DETROIT -

Detroit School Board meeting The Detroit Public School Board says the district has had plans in place for months and it is prepared to execute them on the start of school next week.

Since Michigan's emergency manager law will be on November's ballot, the DPS leaders remain in control of the district's academic policies while the emergency manager controls the money. They held a Monday night emergency meeting to question the district's school readiness.

However, a judge has made it clear that Emergency Manager Roy Roberts' plans will remain in place for the beginning of the school year. The judge told both the School Board and Roberts that they had to work together. Monday night's meeting showed anything but collaboration.
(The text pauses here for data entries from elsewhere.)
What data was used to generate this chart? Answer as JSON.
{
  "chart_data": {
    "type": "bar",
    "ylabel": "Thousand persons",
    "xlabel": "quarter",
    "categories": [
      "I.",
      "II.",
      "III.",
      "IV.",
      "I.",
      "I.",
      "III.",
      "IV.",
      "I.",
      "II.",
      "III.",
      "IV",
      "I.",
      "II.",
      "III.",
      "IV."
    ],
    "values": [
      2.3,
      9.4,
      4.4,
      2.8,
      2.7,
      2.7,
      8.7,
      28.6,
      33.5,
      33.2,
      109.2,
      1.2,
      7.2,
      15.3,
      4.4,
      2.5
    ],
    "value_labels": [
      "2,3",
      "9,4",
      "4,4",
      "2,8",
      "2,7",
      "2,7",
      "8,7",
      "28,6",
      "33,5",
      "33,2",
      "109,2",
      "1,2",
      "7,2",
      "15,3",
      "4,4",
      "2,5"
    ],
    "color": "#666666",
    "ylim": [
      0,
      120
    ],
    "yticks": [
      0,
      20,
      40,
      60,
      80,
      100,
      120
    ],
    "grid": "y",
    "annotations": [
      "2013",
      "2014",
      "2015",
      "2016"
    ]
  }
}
Regardless, the School Board is questioning whether the district is prepared to open. Despite clear answers from Superintendent for Academics Karen Ridgeway, who says yes, they are in position, the board does not seem to believe her.

The board also wants Roberts to attend their Sept. 13 meeting and say they will pursue legal action to force him to attend if he won't come willingly. A check with attorneys familiar with the board’s bylaws said the board has no power to compel Roberts to come to their meetings.

Union president says lawsuit prepared against DPS

DFT President Keith Johnson The Detroit Federation of Teachers union President Keith Johnson says teachers are being moved around and are not receiving adequate time to prepare. He is readying a lawsuit against the district because Roberts dumped more than 400 teachers who received failing marks for effectiveness.

Johnson is predicting the first day of school will be chaos.

"The only school district in this state that saw fit to seize an opportunity to eliminate teachers at will is the Detroit Public School District," he said.

Johnson believes a nightmare will occur when school opens on Sept. 4.

President of the Detroit Council PTA, Verna Brock, said she is not concerned about logistics but she wonders what happens once the kids get to the classrooms.

"Are they going to be properly educated? Probably not," said Brock.